The Oregon State Hospital on Friday published online the names, birthdays and dates of death for the former patients and prison inmates, who died between 1914 and the 1970s. The remains were discovered in 2004 in corroding copper canisters. Some of them had fused together after years of neglect.

The decrepit, 128-year-old hospital was the filming site for the 1975 Hollywood movie "One Flew Over the Cuckoo's Nest," starring Jack Nicholson, which drew national attention to the treatment of patients in some psychiatric hospitals. Nearly 30 years later, a group of lawmakers stumbled upon the remains while touring the hospital and vowed to improve mental health treatment.

Their discovery was a catalyst for the approval of a new state mental hospital and a boost in staffing.

"Already these remains have done so much to bring us so far in such a short time in how we deal with mental health," said Senate President Peter Courtney, who pressed for changes at the hospital after discovering the remains on the tour for lawmakers.

Officials were able to identify all but four canisters of remains. Relatives have claimed those belonging to 120 people since Courtney and other lawmakers first drew attention to the cans seven years ago.

Lawmakers made it possible to publish the names with a new state law exempting the listing from medical privacy laws. Family members can take custody of the remains if they prove they're related by blood or adoption.
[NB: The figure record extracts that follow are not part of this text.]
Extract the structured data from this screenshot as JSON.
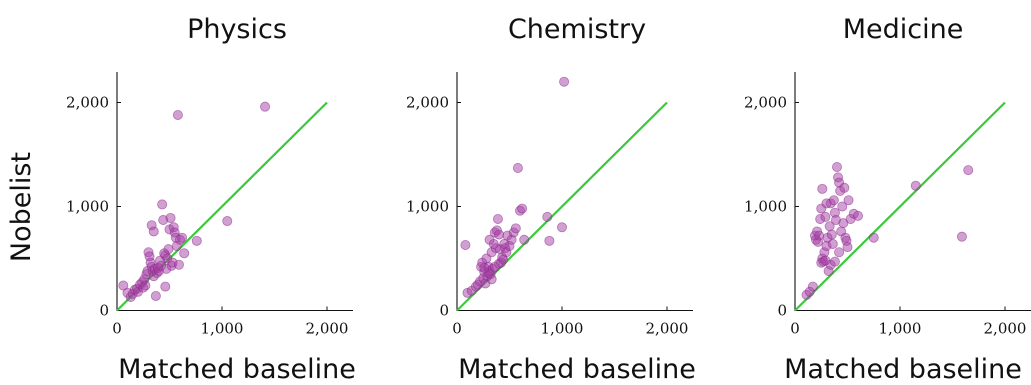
{
  "figure": {
    "ylabel": "Nobelist",
    "colors": {
      "points": "#a640a6",
      "reference_line": "#3cc83c",
      "axes": "#111111"
    }
  },
  "chart_data": [
    {
      "type": "scatter",
      "title": "Physics",
      "xlabel": "Matched baseline",
      "ylabel": "Nobelist",
      "xlim": [
        0,
        2200
      ],
      "ylim": [
        0,
        2300
      ],
      "xticks": [
        0,
        1000,
        2000
      ],
      "xtick_labels": [
        "0",
        "1,000",
        "2,000"
      ],
      "yticks": [
        0,
        1000,
        2000
      ],
      "ytick_labels": [
        "0",
        "1,000",
        "2,000"
      ],
      "reference_line": {
        "x": [
          0,
          2000
        ],
        "y": [
          0,
          2000
        ]
      },
      "points": [
        [
          60,
          240
        ],
        [
          100,
          170
        ],
        [
          130,
          130
        ],
        [
          150,
          160
        ],
        [
          170,
          200
        ],
        [
          190,
          210
        ],
        [
          200,
          180
        ],
        [
          220,
          250
        ],
        [
          240,
          270
        ],
        [
          250,
          220
        ],
        [
          260,
          300
        ],
        [
          270,
          240
        ],
        [
          280,
          350
        ],
        [
          290,
          380
        ],
        [
          300,
          560
        ],
        [
          310,
          520
        ],
        [
          320,
          460
        ],
        [
          330,
          420
        ],
        [
          340,
          380
        ],
        [
          350,
          330
        ],
        [
          360,
          400
        ],
        [
          370,
          140
        ],
        [
          380,
          360
        ],
        [
          390,
          410
        ],
        [
          400,
          380
        ],
        [
          410,
          480
        ],
        [
          420,
          430
        ],
        [
          430,
          1020
        ],
        [
          440,
          870
        ],
        [
          450,
          550
        ],
        [
          460,
          530
        ],
        [
          460,
          230
        ],
        [
          470,
          400
        ],
        [
          480,
          500
        ],
        [
          490,
          590
        ],
        [
          500,
          780
        ],
        [
          510,
          890
        ],
        [
          520,
          430
        ],
        [
          530,
          460
        ],
        [
          540,
          800
        ],
        [
          550,
          750
        ],
        [
          560,
          700
        ],
        [
          570,
          620
        ],
        [
          580,
          1880
        ],
        [
          590,
          440
        ],
        [
          600,
          680
        ],
        [
          620,
          700
        ],
        [
          640,
          550
        ],
        [
          760,
          670
        ],
        [
          1050,
          860
        ],
        [
          1410,
          1960
        ],
        [
          330,
          820
        ],
        [
          350,
          760
        ]
      ]
    },
    {
      "type": "scatter",
      "title": "Chemistry",
      "xlabel": "Matched baseline",
      "ylabel": "",
      "xlim": [
        0,
        2200
      ],
      "ylim": [
        0,
        2300
      ],
      "xticks": [
        0,
        1000,
        2000
      ],
      "xtick_labels": [
        "0",
        "1,000",
        "2,000"
      ],
      "yticks": [
        0,
        1000,
        2000
      ],
      "ytick_labels": [
        "0",
        "1,000",
        "2,000"
      ],
      "reference_line": {
        "x": [
          0,
          2000
        ],
        "y": [
          0,
          2000
        ]
      },
      "points": [
        [
          80,
          630
        ],
        [
          100,
          170
        ],
        [
          140,
          190
        ],
        [
          180,
          230
        ],
        [
          200,
          250
        ],
        [
          220,
          280
        ],
        [
          230,
          420
        ],
        [
          240,
          460
        ],
        [
          250,
          310
        ],
        [
          260,
          370
        ],
        [
          270,
          260
        ],
        [
          280,
          500
        ],
        [
          290,
          330
        ],
        [
          300,
          420
        ],
        [
          310,
          380
        ],
        [
          320,
          350
        ],
        [
          330,
          560
        ],
        [
          340,
          400
        ],
        [
          350,
          640
        ],
        [
          360,
          750
        ],
        [
          370,
          600
        ],
        [
          380,
          770
        ],
        [
          390,
          880
        ],
        [
          400,
          450
        ],
        [
          410,
          590
        ],
        [
          420,
          460
        ],
        [
          430,
          510
        ],
        [
          440,
          490
        ],
        [
          450,
          640
        ],
        [
          460,
          600
        ],
        [
          470,
          560
        ],
        [
          480,
          720
        ],
        [
          500,
          620
        ],
        [
          520,
          680
        ],
        [
          540,
          750
        ],
        [
          560,
          790
        ],
        [
          580,
          1370
        ],
        [
          600,
          960
        ],
        [
          620,
          980
        ],
        [
          640,
          680
        ],
        [
          860,
          900
        ],
        [
          880,
          670
        ],
        [
          1000,
          800
        ],
        [
          1020,
          2200
        ],
        [
          300,
          360
        ],
        [
          330,
          300
        ],
        [
          360,
          420
        ],
        [
          400,
          730
        ],
        [
          260,
          410
        ],
        [
          310,
          680
        ]
      ]
    },
    {
      "type": "scatter",
      "title": "Medicine",
      "xlabel": "Matched baseline",
      "ylabel": "",
      "xlim": [
        0,
        2200
      ],
      "ylim": [
        0,
        2300
      ],
      "xticks": [
        0,
        1000,
        2000
      ],
      "xtick_labels": [
        "0",
        "1,000",
        "2,000"
      ],
      "yticks": [
        0,
        1000,
        2000
      ],
      "ytick_labels": [
        "0",
        "1,000",
        "2,000"
      ],
      "reference_line": {
        "x": [
          0,
          2000
        ],
        "y": [
          0,
          2000
        ]
      },
      "points": [
        [
          110,
          150
        ],
        [
          140,
          180
        ],
        [
          170,
          230
        ],
        [
          190,
          720
        ],
        [
          200,
          680
        ],
        [
          210,
          760
        ],
        [
          220,
          660
        ],
        [
          230,
          720
        ],
        [
          240,
          880
        ],
        [
          250,
          980
        ],
        [
          260,
          500
        ],
        [
          270,
          470
        ],
        [
          280,
          560
        ],
        [
          290,
          900
        ],
        [
          300,
          620
        ],
        [
          310,
          700
        ],
        [
          320,
          380
        ],
        [
          330,
          810
        ],
        [
          340,
          1030
        ],
        [
          350,
          730
        ],
        [
          360,
          640
        ],
        [
          370,
          1060
        ],
        [
          380,
          940
        ],
        [
          390,
          870
        ],
        [
          400,
          1380
        ],
        [
          410,
          1280
        ],
        [
          420,
          1230
        ],
        [
          430,
          1150
        ],
        [
          440,
          760
        ],
        [
          450,
          1000
        ],
        [
          460,
          840
        ],
        [
          470,
          1180
        ],
        [
          480,
          700
        ],
        [
          490,
          670
        ],
        [
          500,
          610
        ],
        [
          510,
          1060
        ],
        [
          530,
          880
        ],
        [
          560,
          930
        ],
        [
          600,
          910
        ],
        [
          750,
          700
        ],
        [
          1150,
          1200
        ],
        [
          1590,
          710
        ],
        [
          1650,
          1350
        ],
        [
          260,
          1170
        ],
        [
          300,
          1030
        ],
        [
          340,
          440
        ],
        [
          380,
          470
        ],
        [
          420,
          560
        ],
        [
          250,
          460
        ],
        [
          290,
          480
        ]
      ]
    }
  ]
}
The first patients moved into Oregon's new 620-bed mental institution this month, leaving behind a crumbling hospital that had toxic paint, asbestos and a leaky roof. Forty percent of it was unusable, left to collect pigeon droppings and piles of antique medical equipment.

The old building was designed around outdated theories of mental health treatment. The hospital was harshly criticized in 2008 for poor management practices after federal investigators found mice in rooms, deaths from pneumonia and outbreaks of scabies, along with nearly 400 cases of patient-against-patient assault during one year.

The new facility is built with shatterproof glass instead of jail-like bars, and many patients have their own rooms, giving them privacy and dignity that helps with treatment.

"We've made a lot of improvements at the hospital," said spokeswoman Rebeka Gipson-King. "We still have some work to do as far as taking care of our past patients."

Plans for the new hospital call for a memorial and final resting place for the remains that are never claimed. The memorial is expected to open in 2012.

"It's a never ending story," Courtney said, "something that I could never really stop thinking about or working on."